One of the biggest mistakes artists and other creatives make is entering into agreements without a written contract. Verbal agreements are poor contracts when breach of contract issues arise. Artists will encounter the following contracts in the course of their business:
Commission or Fee for Service Contracts
Artists will encounter these kinds of contracts whether they are putting on an art exhibition, creating a painting or mural for a commission, or any other situation in which the artist is being paid for their services. These contracts lay out the scope of the project, the expectations of both parties, the compensation for the artist, the timeline for the project, and the remedy for breach of the contract among other important provisions to protect both parties.
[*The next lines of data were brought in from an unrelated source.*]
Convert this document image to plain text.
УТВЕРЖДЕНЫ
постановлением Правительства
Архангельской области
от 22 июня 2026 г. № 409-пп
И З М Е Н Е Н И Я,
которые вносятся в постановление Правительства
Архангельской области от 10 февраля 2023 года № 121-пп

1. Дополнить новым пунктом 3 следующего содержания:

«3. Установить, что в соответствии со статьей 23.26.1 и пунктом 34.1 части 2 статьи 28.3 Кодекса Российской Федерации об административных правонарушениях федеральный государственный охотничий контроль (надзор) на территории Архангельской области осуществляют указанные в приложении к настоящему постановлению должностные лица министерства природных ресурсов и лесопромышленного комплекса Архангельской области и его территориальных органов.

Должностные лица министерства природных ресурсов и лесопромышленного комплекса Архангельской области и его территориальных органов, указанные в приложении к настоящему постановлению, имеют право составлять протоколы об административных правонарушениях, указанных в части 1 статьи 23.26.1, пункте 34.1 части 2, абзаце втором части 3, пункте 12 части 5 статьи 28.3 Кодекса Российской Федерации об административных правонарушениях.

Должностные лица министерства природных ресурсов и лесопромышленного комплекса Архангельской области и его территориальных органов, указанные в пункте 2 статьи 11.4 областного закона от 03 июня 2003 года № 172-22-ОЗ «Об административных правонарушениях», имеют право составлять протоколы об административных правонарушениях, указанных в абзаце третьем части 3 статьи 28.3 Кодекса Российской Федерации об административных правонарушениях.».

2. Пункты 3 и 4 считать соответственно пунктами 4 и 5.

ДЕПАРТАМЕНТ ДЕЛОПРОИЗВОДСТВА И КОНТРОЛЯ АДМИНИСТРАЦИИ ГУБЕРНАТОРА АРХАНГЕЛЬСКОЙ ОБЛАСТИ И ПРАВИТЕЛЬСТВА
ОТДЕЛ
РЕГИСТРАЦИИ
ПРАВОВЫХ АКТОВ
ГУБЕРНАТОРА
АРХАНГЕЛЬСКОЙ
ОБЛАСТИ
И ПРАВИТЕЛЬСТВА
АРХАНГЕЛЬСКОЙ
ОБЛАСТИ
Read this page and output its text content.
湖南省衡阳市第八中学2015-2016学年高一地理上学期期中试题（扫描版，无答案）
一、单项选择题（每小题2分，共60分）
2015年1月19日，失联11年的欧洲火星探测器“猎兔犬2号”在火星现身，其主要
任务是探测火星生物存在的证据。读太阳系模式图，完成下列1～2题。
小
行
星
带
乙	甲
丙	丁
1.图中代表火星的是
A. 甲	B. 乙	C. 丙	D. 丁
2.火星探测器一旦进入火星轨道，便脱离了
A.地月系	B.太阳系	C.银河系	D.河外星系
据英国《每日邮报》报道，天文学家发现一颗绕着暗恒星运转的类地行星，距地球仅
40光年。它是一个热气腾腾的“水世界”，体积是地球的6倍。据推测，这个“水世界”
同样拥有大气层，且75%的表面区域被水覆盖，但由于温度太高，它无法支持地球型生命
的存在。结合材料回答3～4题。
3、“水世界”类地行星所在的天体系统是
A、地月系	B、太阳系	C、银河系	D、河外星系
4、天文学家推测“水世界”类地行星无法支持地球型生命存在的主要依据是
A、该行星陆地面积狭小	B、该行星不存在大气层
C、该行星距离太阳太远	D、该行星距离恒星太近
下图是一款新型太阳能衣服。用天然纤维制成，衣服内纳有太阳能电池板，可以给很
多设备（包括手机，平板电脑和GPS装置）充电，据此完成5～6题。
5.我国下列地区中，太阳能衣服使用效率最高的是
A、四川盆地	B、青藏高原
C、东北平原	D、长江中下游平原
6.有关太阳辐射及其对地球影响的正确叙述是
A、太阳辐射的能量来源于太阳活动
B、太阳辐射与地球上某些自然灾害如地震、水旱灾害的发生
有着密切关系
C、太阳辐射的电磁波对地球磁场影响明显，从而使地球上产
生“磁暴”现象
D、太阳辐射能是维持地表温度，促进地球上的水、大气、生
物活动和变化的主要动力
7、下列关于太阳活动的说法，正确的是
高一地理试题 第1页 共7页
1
These are beneficial contracts for artists because they provide additional revenue to the licensor. A licensing contract gives another party the right to produce copies of the work, change or modify the work, distribute the work, or publicly display the work. These contracts are between the licensor (the artist) and the licensee (party using the work), and will lay out the rights the licensor has to the work, the licensee’s compensation, remedies for breach, and other provisions to protect the artwork and both parties.
This kind of agreement is relevant when an artist receives a grant to complete a project. The contract will lay out the amount of the grant and the schedule of payment, the term of the project, the requirements for the project, and any other issues relevant to the project and payment.
An artist will encounter loan agreements when an institution borrows an artist’s work for a temporary display or period. These contracts will lay out the dates of the loan period, responsibility for insurance, procedures for transporting the artwork, and other relevant provisions for loaning the artwork.
A consignment contract is between an artist and a gallery when the artist is providing the gallery with art for free for the gallery to sell the artwork. In these situations, the gallery receives a commission for selling the artwork, so the percentage of gallery commission and the price of the artwork are both important terms of the agreement. Other terms can include the length of the consignment period, exclusivity for the gallery and artist, and expenses for displaying and marketing the artwork.
Artists should put the terms of any of their agreements in writing to avoid litigation and issues in the future. Additionally, artists should carefully review the terms of each contract and would benefit from working with an attorney to ensure these terms are fair.